Bullets Flying: The Gravity of the Situation

Bullets Flying: The Gravity of the Situation

What is the force of gravity doing to my bullet? Is this something I need to know?  The answer is probably, ‘no,’ but it is interesting.

Precision shooters understand the physical dynamics that effect their flying bullet.  Overwhelmingly, they focus on the Ballistic Coefficient (BC) of the projectile as it works against air resistance during its flight. Such measures in calculation include: bullet mass, bullet diameter, and bullet drag coefficient (based on a standard model projectile with standard / known drag characteristics). The fun little formula is: 

BC = M / (Cd x A)
M = Mass
Cd = Coefficient of Drag
A = Cross Sectional Area of Projectile


All that said (in one breath, no less), the fact is: GRAVITY plays the largest role in determining the path of a flying bullet. No matter what the BC data says, your bullet is destined to fall back to Earth. As simple as this is, let’s discuss.

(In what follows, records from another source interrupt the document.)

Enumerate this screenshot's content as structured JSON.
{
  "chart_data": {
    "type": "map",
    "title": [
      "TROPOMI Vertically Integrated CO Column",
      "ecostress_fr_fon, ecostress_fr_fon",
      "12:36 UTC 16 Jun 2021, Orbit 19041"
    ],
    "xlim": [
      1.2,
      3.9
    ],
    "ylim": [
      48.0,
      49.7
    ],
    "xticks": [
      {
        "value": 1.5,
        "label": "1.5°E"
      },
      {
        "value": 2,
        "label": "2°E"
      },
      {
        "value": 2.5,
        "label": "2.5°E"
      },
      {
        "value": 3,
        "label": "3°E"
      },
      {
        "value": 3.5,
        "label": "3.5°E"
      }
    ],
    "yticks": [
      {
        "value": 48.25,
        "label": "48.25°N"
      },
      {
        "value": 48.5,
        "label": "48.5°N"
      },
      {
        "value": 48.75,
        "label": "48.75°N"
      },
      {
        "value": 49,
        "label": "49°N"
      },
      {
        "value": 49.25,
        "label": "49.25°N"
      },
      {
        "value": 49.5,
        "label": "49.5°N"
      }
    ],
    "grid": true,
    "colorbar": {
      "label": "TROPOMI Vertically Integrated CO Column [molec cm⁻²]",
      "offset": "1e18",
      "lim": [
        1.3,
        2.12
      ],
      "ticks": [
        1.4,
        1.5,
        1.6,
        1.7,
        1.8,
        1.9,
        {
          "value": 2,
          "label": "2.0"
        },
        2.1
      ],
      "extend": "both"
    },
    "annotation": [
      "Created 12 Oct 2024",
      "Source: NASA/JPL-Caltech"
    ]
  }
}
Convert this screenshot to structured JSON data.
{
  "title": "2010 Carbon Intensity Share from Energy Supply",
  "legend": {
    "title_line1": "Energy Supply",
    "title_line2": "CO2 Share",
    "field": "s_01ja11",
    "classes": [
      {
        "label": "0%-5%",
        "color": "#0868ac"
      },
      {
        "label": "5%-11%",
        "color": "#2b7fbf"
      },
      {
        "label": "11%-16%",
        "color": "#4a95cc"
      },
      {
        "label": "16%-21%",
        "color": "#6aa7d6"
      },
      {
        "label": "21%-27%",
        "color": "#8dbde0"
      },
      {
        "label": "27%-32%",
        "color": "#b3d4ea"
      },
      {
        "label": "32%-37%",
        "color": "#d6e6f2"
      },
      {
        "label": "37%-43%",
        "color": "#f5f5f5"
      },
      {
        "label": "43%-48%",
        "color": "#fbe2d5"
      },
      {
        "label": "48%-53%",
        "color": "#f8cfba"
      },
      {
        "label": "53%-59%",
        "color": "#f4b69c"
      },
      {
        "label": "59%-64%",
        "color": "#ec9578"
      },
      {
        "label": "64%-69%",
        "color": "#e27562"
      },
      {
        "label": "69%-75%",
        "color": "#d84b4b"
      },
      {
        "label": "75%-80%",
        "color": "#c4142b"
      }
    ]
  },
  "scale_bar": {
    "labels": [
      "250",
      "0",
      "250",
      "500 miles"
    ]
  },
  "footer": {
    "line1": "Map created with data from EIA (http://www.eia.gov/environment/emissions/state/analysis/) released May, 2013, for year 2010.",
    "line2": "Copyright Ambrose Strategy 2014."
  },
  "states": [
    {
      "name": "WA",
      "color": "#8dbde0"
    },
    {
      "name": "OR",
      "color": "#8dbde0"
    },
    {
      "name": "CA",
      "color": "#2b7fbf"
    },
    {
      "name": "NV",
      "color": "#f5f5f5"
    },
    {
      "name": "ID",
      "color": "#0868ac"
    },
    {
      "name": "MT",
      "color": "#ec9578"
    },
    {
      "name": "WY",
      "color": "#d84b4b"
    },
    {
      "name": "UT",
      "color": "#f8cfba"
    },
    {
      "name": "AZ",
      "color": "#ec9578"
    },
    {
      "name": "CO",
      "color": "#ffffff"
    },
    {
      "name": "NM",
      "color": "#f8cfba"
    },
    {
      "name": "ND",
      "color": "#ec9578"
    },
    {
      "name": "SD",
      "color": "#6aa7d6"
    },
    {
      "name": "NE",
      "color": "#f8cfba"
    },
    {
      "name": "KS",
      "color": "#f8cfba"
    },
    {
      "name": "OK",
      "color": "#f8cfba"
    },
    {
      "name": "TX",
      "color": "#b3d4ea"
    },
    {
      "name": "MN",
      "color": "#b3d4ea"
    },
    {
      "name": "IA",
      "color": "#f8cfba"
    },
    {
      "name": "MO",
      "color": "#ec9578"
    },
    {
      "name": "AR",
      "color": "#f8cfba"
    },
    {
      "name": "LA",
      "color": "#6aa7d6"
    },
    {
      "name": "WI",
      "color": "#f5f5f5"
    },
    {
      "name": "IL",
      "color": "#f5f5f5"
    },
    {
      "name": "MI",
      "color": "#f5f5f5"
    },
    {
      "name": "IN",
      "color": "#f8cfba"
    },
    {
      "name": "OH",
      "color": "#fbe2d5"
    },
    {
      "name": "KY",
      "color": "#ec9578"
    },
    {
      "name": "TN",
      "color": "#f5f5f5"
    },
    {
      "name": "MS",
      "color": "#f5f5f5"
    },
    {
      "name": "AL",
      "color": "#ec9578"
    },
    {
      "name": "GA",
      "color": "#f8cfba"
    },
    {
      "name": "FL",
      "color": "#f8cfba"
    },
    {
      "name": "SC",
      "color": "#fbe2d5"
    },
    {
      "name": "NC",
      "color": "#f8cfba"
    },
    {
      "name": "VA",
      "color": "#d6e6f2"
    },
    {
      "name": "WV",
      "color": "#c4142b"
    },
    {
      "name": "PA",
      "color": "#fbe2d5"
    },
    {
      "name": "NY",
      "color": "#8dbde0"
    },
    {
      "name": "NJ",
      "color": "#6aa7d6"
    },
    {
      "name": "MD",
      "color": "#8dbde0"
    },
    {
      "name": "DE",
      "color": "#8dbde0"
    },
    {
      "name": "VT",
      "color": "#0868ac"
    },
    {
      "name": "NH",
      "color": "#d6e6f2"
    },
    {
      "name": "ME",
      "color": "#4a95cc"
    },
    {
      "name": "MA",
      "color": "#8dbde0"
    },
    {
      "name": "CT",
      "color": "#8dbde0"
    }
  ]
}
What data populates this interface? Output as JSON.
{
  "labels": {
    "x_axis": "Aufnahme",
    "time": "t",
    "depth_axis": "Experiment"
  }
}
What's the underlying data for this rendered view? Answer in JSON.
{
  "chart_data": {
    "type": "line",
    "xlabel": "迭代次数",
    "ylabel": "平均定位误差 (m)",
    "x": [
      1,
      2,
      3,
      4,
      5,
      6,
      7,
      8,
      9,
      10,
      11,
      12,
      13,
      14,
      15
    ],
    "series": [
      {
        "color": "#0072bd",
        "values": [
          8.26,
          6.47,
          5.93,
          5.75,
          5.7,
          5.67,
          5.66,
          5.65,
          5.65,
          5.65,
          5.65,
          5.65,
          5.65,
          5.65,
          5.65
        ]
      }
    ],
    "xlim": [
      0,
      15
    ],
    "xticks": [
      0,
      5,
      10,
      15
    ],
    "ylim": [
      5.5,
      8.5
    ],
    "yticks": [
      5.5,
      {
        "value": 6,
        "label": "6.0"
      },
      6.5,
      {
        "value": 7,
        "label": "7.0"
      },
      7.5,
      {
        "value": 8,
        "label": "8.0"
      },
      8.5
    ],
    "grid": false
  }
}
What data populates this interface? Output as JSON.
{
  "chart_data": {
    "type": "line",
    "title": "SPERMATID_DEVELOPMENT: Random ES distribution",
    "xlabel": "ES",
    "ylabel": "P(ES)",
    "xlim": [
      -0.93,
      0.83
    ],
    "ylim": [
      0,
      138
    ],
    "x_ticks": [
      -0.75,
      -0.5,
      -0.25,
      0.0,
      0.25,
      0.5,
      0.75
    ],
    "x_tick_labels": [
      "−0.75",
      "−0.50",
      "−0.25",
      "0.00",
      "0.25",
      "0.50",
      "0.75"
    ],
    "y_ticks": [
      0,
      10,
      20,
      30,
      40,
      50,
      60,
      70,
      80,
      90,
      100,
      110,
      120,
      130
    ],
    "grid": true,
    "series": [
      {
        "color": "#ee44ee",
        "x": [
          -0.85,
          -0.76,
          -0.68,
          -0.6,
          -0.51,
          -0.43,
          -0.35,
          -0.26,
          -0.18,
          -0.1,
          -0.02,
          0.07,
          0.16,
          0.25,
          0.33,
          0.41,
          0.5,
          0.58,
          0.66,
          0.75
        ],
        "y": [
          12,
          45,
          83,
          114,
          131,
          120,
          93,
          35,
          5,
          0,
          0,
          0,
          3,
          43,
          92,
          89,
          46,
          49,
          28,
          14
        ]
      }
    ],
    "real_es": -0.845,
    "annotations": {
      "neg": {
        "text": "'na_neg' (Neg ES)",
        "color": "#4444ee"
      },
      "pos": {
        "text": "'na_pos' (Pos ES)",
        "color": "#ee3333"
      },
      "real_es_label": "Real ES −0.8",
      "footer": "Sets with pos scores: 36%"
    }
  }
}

Gravity affects a bullet the instant it leaves the barrel. In other words, it starts to drop. I know this sounds strange. How can a bullet start to drop when it possesses its maximum velocity and momentum the instant it is fired? The physics is thus: bullet speed does not affect the force of gravity. In fact, if you dropped a bullet from your hand, and fired a bullet from a perfectly level rifle (at the exact same time, from the exact same height), the two bullets will hit the ground at the exact same time! Crazy, but true. What makes the difference in shooting accuracy (in the less than exact world of shooting sports) is that a bullet’s path is always an arc to its target…no matter the line-of-sight. The distance to the target and the speed of a bullet can easily conceal this reality.  Although a scope may ‘cross-hair’ a target, the barrel muzzle must always be lifted for range. Matching the gravitational drop to this arc is the bullseye.  Because gravity is consistent, its effects can be easily overcome. In shooting, it’s called, ‘drop.’


Gravitational force is a known universal constant that calculates the velocity of a falling object (on Earth) without wind resistance as: 9.8 m/s/s – stated, a fall rate of 9.8 meters per second for the first second, increasing its speed by 9.8 meters per second for the second, etc.  Note that the acceleration is a constant with the velocity increasing linearly. Such a calculation is based on falling objects held in a vacuum. On Earth, with wind resistance, this acceleration will eventually reach a maximum (non-accelerating) speed known as terminal velocity. This is due to the equal matching force of air resistance to the bullet’s velocity. We’ve all seen the skydivers speed up by aiming their heads downwards in an aerodynamic pose, and then slowing down by spreading their body out…wind resistance vs. velocity.


Applying this to shooting, let’s refresh:

  • Bullet velocity does not affect the force of gravity
  • Gravity affects the bullet the instant it leaves the muzzle of the barrel
  • All trajectories from shots must be arced to the target
  • Distance to target and speed of bullet can conceal gravity’s affects
  • Gravity force is constant and can be calculated for drop
  • Wind resistance affects velocity

All shooters know, a longer shot requires a larger arc in order to greet the target.  Because gravity’s force is a constant in acceleration per a measure of time (in seconds), it follows that the longer a bullet travels, the faster and faster it falls off target. Therefore, long-range shooting requires some additional compensation to be considered. Remember, gravity accelerates over time. The longer a bullet is in the air (due to larger arc), the more rapid (times 2 / times 2 per second) the bullet will drop. Simply put, the bullet’s elevation will drop dramatically as it extends range (always an arc, but an ever steepening one). Therefore, the speed of the bullet does play a crucial role…not by defying gravity, but by how long its in the air. Arc and speed help the shooter ‘reach out,’ but at no time is the shooter over-powering gravity. They’re only extending the time it takes to reach the target.  Gravity is still in full force and constant. 

For short-range shooting (i.e. 100 yards with 308WIN), the approximate bullet velocity of 2,800 fps (varying on bullet grain, powder load, barrel length, etc.) reaches the target in about a tenth of a second.  Believe it or not, gravity has played a role. Although not enough drop to brag about at the pub, the bullet’s path still possessed an arc to reach target... always.

In summary, the longer a bullet is in the air, the faster it will fall due to gravity. Add air resistance and it will fall even faster. Nevertheless, such matters can be overcome. With practice at a shooting range, and knowing how much your bullet drops at various distances (100 / 200 / 400 yards / etc.), an accurate drop compensation can be achieved.